Sizin bireysel soru tarihiniz nedir?

Nelerden oluşur?

En kuvvetli sorunuz nedir mesela?

En yıkıcı soruyu ne zaman sordunuz kendinize?

O keskin soru matkabı en son ne zaman size doğru döndü?

Sordunuz mu?

Bir camı ayna haline getiren o sır tabakası sizin içinizde ne kadar kuvvetle duruyor?

Kendinizi o sırlarınızla bir ayna haline getirebiliyor musunuz?

Haberin Devamı

Mesela işinizdeki bir başarısızlık öyküsünün kahredici sorularının ne kadarını rakibe ya da patrona yüklersiniz?

Ne kadarını aynada gözlerinizin içine bakarak kendinize sorarsınız?

Ya da bir ayrılığın hatasını ötekinde mi...

Yoksa kendinizde mi ayıklarsınız?

Niye mutsuz oldum diye sorulur da...

Neden mutluyum diye sorulmaz mı?

İHTİMAM

Dün çok sevdiğim bir insan bana kısa bir mesaj gönderdi:

Diyor ki...

“Benim son yıllarda keşfettiğim en güzel kelime İHTİMAMDIR”.

İhtimam!

Sorun bakalım...

Yeryüzüyle gökyüzü mesafesinde nasıl bir ihtimam grafiğiniz var?

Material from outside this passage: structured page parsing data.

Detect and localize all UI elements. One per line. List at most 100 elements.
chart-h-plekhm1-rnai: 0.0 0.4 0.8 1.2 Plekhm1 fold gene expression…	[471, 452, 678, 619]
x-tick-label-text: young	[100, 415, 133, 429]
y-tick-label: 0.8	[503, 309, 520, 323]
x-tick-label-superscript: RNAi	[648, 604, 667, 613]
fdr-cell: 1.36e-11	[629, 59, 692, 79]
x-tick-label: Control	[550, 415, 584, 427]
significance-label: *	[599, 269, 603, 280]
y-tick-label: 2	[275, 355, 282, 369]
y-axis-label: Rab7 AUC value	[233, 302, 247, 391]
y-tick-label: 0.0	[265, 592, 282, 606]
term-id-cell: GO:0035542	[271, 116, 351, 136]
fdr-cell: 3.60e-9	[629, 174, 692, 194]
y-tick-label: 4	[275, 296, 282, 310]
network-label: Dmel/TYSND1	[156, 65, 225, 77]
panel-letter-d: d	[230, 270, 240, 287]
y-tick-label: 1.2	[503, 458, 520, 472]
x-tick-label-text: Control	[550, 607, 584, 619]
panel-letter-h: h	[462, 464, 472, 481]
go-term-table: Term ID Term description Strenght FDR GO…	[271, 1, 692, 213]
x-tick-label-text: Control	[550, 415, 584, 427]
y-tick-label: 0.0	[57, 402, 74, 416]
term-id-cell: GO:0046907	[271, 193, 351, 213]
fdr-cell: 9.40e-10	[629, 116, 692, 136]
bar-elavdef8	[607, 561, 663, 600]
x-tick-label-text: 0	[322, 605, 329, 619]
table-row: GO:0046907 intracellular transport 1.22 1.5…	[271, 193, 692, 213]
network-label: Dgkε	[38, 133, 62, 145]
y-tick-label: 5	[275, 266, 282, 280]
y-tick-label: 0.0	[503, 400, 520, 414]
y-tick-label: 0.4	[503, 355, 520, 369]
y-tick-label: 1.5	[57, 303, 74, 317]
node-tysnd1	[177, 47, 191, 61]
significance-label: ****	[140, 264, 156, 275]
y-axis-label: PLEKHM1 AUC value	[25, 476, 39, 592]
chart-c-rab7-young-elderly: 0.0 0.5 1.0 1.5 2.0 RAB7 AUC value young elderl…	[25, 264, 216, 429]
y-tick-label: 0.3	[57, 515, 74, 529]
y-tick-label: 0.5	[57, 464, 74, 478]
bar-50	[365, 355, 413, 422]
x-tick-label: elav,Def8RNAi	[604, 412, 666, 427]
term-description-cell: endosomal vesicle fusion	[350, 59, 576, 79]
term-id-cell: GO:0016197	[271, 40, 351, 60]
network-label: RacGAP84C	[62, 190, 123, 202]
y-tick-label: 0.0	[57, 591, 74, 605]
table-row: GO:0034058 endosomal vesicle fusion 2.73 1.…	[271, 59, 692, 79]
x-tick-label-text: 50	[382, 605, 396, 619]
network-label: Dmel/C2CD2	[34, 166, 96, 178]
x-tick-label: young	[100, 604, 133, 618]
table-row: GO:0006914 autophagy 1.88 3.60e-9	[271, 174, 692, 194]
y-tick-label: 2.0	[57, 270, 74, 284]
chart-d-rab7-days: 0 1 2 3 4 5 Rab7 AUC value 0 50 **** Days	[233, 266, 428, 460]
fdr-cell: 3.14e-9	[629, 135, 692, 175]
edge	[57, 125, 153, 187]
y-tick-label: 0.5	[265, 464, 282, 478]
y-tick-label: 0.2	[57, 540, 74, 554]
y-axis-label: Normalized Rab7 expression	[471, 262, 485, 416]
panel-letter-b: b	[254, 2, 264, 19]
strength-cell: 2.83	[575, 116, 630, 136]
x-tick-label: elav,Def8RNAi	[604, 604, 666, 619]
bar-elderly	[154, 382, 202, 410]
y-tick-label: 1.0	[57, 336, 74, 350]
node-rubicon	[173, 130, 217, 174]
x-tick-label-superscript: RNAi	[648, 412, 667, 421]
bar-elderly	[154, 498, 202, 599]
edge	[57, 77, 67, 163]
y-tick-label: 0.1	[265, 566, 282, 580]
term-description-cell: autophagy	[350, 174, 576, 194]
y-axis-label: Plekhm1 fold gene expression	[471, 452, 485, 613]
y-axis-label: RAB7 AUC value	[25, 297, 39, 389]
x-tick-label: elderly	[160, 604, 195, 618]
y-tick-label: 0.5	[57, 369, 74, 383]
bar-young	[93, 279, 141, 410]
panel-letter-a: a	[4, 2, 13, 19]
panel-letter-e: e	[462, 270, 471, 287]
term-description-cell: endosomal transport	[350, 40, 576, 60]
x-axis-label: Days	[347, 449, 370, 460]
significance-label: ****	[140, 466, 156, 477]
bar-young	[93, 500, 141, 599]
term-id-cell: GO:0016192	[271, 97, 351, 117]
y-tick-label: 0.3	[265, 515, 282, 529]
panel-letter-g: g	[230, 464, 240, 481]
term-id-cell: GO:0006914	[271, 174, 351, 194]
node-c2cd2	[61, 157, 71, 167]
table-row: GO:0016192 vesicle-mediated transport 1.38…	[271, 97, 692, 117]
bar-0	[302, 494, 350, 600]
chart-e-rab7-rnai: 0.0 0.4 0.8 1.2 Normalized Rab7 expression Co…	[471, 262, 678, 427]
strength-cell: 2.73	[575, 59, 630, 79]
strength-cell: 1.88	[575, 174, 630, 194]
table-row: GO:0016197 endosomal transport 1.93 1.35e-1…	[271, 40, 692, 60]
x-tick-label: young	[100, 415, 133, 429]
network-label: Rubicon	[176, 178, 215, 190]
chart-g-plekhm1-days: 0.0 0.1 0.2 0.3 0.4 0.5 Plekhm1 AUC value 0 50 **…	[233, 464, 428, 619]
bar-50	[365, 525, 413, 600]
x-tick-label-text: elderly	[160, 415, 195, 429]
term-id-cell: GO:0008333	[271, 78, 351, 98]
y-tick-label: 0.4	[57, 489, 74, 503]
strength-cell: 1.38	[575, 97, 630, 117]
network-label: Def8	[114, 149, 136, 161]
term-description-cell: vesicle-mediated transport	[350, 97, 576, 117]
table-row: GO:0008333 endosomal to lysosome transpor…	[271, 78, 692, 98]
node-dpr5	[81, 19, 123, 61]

Birbirimize, yaşadıklarımıza, sevdiklerimize, okuduklarımıza, dinlediğimiz müziğe ne kadar ihtimam gösteriyoruz?

Yoksa...

Bitmek tükenmek bilmeyen bir oburlukla en değerli duyguları, anları, yaşanmışlıkları boş bir hafıza kartı gibi fırlatıp atıyor muyuz?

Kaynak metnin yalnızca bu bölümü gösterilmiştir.